While testing our product manager noticed images in the report to show either a check mark or a “x” mark.  In the report we were using the gauge indicator to display the check mark or “x” mark depending upon the value in the database.  Much to our dismay, the image coming from the indicator gauge was being rendered several hundred times on several of the reports causing the slowness.  Not Good!

    Solution to our slow running reports was to remove the gauge indicator and make the check mark and “x” mark a text value instead using the WindDings font.  After changing all the reports to use text instead of a image, the reports rendered 300 times faster.  No more slow reports, issue solved.


Page Life Expectancy Issues

When I took this new job in January, I inherited a Windows 2003 Standard server running Sql Server 2005 with only 4 gigs of ram.  How in the world does this server even run Sql Server with only 4 gigs of ram.  As I always do, I set the min and max memory setting for Sql Server with min being 1 gig of ram and the max getting 2 gigs of ram.  If you are not aware, Windows 2003 Standard maximum memory is 4 gigs.

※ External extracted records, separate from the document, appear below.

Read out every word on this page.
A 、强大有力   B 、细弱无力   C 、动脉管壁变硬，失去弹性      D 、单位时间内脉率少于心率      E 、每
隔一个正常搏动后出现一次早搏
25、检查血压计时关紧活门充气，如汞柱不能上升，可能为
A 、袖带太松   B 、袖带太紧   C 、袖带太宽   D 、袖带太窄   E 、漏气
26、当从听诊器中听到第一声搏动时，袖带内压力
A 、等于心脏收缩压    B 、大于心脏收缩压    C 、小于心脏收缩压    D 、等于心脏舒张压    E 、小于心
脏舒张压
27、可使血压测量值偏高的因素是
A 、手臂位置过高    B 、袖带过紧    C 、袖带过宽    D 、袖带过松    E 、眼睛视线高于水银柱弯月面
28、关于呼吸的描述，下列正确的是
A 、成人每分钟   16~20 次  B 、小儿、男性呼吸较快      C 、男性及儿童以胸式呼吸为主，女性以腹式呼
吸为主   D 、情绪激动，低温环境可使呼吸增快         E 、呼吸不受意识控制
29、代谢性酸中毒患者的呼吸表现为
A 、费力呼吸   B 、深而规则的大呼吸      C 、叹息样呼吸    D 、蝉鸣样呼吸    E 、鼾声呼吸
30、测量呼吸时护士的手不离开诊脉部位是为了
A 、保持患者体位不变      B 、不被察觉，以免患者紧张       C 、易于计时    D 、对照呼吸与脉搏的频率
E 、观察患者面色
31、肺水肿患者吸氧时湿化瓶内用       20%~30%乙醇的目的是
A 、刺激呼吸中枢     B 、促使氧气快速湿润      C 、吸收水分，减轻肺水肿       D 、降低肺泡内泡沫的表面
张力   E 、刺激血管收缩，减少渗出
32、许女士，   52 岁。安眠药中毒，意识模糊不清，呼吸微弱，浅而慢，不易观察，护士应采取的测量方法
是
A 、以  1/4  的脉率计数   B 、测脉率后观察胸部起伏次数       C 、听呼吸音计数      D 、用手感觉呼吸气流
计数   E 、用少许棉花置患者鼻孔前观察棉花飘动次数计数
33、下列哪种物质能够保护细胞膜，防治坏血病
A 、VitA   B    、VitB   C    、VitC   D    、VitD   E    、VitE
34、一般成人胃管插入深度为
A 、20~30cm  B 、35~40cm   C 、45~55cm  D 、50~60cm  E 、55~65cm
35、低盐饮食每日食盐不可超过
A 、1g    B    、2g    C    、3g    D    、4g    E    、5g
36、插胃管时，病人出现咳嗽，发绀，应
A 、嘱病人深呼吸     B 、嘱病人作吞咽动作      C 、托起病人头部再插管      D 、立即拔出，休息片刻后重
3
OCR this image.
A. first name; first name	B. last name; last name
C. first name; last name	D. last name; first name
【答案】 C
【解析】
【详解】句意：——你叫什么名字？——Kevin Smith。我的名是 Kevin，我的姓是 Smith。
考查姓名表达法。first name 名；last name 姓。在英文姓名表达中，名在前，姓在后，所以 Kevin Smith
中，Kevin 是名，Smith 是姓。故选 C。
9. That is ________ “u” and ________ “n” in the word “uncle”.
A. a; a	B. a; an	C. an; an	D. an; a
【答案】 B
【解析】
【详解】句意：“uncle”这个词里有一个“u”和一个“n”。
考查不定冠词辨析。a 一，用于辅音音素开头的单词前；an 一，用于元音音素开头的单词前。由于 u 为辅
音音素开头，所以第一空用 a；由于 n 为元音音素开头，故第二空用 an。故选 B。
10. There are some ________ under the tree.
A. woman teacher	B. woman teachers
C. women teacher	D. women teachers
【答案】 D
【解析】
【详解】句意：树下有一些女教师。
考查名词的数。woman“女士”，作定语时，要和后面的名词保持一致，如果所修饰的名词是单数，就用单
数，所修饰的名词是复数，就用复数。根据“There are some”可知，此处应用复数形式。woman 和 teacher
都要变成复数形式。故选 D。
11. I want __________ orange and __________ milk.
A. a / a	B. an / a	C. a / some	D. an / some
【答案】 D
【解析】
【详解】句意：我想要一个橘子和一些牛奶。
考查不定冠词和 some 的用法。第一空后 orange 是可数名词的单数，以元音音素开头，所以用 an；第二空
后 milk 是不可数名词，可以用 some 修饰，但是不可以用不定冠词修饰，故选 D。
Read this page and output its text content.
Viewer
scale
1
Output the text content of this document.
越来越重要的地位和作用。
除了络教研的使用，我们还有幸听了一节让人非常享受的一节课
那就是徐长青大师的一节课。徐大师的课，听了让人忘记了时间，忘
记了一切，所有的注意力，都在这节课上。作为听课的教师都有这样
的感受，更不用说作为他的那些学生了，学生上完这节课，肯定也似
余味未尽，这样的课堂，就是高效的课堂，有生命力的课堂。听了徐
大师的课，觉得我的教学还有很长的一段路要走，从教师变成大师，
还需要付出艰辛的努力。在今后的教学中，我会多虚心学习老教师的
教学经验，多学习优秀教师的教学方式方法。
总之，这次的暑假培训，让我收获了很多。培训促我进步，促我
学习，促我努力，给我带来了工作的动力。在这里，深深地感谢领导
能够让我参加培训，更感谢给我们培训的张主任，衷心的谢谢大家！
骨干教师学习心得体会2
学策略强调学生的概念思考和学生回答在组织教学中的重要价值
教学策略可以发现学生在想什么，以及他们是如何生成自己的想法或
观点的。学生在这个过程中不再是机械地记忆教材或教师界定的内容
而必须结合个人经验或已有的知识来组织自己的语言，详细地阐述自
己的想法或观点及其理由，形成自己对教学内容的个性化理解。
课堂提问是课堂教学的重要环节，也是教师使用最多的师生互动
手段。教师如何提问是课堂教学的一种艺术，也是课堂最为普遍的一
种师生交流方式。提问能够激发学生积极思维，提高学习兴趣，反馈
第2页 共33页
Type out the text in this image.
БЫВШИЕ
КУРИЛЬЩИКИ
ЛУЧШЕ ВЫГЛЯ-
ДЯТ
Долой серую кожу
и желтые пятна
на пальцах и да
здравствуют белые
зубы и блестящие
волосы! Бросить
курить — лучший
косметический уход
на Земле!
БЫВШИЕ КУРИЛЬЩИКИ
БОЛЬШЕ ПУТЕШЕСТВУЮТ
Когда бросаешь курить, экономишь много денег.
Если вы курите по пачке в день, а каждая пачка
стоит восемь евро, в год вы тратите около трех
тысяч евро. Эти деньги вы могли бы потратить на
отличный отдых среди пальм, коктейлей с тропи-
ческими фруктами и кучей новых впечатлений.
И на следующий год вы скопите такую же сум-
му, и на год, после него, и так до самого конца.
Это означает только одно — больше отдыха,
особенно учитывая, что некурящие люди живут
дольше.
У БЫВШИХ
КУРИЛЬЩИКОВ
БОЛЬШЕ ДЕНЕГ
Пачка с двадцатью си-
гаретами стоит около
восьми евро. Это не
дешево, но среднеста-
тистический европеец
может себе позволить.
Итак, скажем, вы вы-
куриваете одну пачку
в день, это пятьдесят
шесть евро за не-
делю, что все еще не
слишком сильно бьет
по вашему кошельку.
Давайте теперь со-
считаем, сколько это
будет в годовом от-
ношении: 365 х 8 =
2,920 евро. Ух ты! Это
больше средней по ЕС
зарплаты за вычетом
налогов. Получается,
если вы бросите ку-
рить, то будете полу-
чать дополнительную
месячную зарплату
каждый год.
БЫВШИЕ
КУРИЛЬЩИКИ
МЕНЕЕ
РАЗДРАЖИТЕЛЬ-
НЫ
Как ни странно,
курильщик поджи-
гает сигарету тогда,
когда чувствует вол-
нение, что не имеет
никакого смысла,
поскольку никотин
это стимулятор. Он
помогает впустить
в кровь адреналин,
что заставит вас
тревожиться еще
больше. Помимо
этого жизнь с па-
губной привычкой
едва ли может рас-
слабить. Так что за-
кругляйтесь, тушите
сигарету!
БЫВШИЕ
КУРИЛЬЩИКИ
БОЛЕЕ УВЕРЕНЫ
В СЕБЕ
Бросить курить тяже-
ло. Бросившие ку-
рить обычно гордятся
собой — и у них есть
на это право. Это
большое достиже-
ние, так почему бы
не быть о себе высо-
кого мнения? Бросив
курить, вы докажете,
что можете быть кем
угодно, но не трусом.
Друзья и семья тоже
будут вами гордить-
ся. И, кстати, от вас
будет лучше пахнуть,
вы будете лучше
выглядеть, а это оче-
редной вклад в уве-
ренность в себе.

As I began to monitor this server, the first thing I did was ask for more ram since I was seeing Page Life Expectancy issues everyday.  If I could get a page to last 3 seconds, I was lucky.  I knew to get better performance from the Sql Server, I had to solve this issue.  Rebuilding the server was not an option since development was building a newer version of the product.  To make it even worse, the server has the web and app layer also on this server.  I know you are not suppose to do this, but remember I inherited it.  Lucky me!

Due to a great resource of BrentOzar.com, I ran sp_blitzindex on the server to see if what type of indexing issues might be occurring.  I saw several indexes not being used and missing indexes.  I also saw tables with no clustered indexes.  Last night with a change control ticket, I fixed all the missing indexes issues and on one query which was timing out some times, I added the missing clustered index.  I also dropped indexes not in use.  This morning when I came in to review the monitoring of the server, I noticed my Page Life Expectancy had changed dramatically.  The server when from 3 seconds to 2 hours 17 minutes and 51 seconds.  Wow, don’t tell my system administrators but fixing the index issues also solved memory pressure issues.  You know a DBA always wants more memory.  Yes, I knew it was going to help but not to the degree of change I am seeing now.

Check out Brent Ozar and look for the sp_blitzindex and sp_blitz scripts.  Brent and team, you make me look very smart.  Thanks for all you do for the community.